Il Sassari calcio Latte Dolce di mister Stefano Udassi torna al lavoro. L'ultimo turno del campionato di Interregionale – giocato d'anticipo al sabato – ha portato in dote un pareggio e un punto alla causa biancoceleste. A Ladispoli, contro i padroni di casa, dopo essere passati in svantaggio e aver sbagliato un calcio di rigore, i sassaresi non si sono disuniti e, su autorete, hanno rimesso in piedi il match rientrando poi sull'Isola con un risultato che dà comunque corpo alla classificaIl campionato si conferma ricco di insidie, pur lontano da ogni frase fatta è facile affermare che non ci sono avversari eletti a vittima sacrificale della stagione, così come non ci sono campi facili da conquistare. Sugli errori si lavora, così come sulla consapevolezza acquisita. La squadra non si risparmia in allenamento, mettendo bene in mostra il suo essere gruppo nel momento in cui fa squadra e scende in campo. Guardare sempre avanti è l'imperativo, migliorando di giorno in giorno a livello individuale e, conseguentemente, collettivo.

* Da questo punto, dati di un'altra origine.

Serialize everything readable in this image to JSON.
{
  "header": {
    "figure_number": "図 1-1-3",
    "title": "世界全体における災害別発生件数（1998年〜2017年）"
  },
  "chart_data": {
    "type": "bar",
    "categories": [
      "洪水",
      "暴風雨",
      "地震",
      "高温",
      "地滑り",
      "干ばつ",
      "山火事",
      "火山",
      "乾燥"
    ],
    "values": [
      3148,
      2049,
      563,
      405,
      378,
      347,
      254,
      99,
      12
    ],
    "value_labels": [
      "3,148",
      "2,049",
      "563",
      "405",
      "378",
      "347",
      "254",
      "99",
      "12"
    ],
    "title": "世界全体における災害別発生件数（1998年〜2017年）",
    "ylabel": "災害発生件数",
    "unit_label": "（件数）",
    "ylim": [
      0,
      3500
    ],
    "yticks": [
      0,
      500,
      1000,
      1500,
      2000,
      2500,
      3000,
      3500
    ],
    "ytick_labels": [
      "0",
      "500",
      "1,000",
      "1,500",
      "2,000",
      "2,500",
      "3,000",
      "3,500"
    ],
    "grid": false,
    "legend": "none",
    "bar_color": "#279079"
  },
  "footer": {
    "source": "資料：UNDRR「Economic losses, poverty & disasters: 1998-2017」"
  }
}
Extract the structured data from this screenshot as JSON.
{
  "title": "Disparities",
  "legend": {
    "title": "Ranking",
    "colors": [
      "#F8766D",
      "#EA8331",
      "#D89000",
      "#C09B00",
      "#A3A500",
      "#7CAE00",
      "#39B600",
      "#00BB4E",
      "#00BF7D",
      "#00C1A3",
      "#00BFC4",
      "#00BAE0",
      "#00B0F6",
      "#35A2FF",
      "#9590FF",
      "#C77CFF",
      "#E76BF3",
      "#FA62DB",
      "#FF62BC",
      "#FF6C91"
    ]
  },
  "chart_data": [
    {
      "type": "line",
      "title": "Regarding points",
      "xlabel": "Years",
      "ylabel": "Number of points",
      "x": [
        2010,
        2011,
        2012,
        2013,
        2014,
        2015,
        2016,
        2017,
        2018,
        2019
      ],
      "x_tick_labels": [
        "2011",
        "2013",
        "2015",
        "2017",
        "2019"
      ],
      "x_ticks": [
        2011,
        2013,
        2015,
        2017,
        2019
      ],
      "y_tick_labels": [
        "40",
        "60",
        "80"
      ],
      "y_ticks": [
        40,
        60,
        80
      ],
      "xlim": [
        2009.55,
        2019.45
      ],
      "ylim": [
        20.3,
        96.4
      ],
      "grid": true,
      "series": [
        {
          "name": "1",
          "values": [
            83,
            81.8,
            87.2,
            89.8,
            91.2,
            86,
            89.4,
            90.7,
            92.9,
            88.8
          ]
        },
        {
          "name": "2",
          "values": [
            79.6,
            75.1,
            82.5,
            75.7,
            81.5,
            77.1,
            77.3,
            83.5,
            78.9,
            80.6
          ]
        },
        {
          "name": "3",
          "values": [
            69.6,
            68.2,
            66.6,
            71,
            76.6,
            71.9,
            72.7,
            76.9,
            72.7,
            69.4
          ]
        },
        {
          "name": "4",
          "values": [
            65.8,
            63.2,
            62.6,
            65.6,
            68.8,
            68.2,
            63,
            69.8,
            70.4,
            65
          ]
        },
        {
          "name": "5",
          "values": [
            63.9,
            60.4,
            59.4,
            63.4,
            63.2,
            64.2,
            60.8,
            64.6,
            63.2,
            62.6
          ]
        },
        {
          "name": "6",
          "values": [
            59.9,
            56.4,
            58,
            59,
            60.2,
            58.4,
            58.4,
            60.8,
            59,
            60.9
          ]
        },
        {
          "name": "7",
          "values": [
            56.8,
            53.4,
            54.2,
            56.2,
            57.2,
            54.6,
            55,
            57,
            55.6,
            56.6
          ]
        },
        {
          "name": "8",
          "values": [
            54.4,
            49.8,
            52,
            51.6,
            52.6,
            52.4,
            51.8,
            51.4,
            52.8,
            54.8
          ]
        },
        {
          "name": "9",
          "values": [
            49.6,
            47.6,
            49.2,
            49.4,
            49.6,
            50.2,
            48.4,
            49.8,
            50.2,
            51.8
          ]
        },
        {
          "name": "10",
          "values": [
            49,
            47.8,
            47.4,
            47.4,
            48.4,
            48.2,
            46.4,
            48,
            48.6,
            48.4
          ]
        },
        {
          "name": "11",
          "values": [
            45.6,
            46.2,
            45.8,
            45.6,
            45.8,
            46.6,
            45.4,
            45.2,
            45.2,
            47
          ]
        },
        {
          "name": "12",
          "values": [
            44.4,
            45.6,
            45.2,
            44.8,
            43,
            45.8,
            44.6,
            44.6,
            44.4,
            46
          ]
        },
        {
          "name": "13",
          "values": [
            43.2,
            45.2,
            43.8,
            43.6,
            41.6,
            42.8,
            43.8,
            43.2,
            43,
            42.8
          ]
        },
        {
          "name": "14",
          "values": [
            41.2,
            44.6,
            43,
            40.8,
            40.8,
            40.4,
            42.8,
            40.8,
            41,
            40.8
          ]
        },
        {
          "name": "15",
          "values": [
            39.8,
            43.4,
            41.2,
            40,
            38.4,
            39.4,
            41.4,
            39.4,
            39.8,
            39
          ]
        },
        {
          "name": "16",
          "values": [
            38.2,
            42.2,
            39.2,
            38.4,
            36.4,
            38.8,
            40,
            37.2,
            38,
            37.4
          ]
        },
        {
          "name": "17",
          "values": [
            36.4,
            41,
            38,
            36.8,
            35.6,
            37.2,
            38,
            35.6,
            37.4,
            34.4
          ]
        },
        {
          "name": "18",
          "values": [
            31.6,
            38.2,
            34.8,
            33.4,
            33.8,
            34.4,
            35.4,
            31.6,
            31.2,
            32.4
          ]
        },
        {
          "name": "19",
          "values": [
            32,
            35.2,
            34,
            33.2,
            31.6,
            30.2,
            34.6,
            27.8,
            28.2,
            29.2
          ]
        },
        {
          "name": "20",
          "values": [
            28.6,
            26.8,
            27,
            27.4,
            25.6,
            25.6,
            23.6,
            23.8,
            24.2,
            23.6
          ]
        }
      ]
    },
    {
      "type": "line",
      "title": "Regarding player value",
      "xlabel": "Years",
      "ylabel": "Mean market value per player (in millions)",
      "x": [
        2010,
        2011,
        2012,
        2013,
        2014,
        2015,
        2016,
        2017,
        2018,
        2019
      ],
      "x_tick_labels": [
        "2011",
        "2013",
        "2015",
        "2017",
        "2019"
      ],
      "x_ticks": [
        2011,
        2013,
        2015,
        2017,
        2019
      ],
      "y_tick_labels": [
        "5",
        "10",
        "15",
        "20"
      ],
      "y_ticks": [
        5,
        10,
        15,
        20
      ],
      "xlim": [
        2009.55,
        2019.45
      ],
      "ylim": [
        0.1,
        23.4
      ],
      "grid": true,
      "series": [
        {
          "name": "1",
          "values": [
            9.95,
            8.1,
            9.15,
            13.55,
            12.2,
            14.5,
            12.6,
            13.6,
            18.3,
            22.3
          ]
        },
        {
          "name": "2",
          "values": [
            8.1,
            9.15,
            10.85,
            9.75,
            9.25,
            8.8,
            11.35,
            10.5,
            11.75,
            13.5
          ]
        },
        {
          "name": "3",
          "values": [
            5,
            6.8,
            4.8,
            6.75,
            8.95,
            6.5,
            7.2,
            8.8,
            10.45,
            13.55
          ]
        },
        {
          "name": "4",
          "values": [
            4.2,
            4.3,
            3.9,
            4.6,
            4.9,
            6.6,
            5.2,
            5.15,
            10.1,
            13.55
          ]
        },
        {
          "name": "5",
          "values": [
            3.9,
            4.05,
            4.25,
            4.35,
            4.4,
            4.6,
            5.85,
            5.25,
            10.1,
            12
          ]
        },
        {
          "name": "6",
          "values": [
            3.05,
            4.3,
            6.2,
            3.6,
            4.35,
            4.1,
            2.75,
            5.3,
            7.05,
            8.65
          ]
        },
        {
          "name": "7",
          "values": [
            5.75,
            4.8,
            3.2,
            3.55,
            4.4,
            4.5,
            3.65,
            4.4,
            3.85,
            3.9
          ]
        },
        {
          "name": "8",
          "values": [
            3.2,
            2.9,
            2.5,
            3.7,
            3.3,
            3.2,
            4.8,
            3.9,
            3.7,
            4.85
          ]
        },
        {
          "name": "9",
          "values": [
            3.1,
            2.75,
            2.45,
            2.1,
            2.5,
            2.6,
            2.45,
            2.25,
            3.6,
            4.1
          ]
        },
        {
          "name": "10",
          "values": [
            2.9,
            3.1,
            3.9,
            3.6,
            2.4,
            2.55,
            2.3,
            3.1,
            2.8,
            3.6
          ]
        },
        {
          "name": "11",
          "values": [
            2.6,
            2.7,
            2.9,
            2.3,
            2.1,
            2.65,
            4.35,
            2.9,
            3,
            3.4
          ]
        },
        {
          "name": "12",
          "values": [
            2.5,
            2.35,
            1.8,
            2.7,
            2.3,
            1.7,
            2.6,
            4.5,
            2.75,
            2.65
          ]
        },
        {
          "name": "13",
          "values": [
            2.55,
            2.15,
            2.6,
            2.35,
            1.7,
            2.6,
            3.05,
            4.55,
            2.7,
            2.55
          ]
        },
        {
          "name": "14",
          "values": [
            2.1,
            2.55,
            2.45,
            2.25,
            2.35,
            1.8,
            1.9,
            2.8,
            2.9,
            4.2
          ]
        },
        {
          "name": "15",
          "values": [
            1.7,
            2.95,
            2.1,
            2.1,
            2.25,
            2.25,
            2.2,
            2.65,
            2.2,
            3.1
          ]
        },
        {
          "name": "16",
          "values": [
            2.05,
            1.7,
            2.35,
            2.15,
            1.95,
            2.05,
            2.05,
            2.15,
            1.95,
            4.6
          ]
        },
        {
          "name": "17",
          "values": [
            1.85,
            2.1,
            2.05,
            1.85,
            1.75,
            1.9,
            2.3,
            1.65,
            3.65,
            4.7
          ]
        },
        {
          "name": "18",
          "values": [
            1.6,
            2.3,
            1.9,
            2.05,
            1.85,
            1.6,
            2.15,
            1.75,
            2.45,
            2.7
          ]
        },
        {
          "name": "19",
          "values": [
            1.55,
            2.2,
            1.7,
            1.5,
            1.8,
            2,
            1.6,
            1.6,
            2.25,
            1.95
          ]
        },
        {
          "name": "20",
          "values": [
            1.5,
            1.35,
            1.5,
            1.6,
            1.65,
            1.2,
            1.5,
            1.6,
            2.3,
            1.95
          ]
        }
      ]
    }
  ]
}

Al promettente numero uno biancoceleste Salvatore Pittalis, una delle tante convinte riconferme fatte a inizio stagione dalla società del presidente Roberto Fresu, il compito di fare il punto della situazione in casa Sassari calcio Latte Dolce alla ripresa della settimana di lavoro post anticipo a Ladispoli, già anticamera della sfida all'Albalonga, match valido per la sesta giornata di andata del campionato di serie D:«Quella di Ladispoli è stata una gara combattuta, nella quale meritavamo di portare a casa il risultato, anche e sopratutto dopo il risultato della scorsa settimana contro il Latina. La risposta della squadra a mio avviso è stata ottima, ho visto giocatori affamati di vittoria e questo è l'atteggiamento giusto, quello che può e deve fare la differenza. Oggi si ritorna a lavorare sul campo. Gli allenamenti sono duri ma i consigli non mi mancano, specialmente da parte di mister Mario Pompili, con cui lavoro benissimo. I miei miglioramenti li metterà in evidenza il campo, ma sino a quel momento occorre lavorare e impegnarsi sempre di più per dimostrarmi all'altezza del poter giocare con i miei compagni. Il nostro è un grande gruppo, siamo uniti e abbiamo voglia di fare bene. Siamo Sulla strada giusta, ora testa all'Albalonga».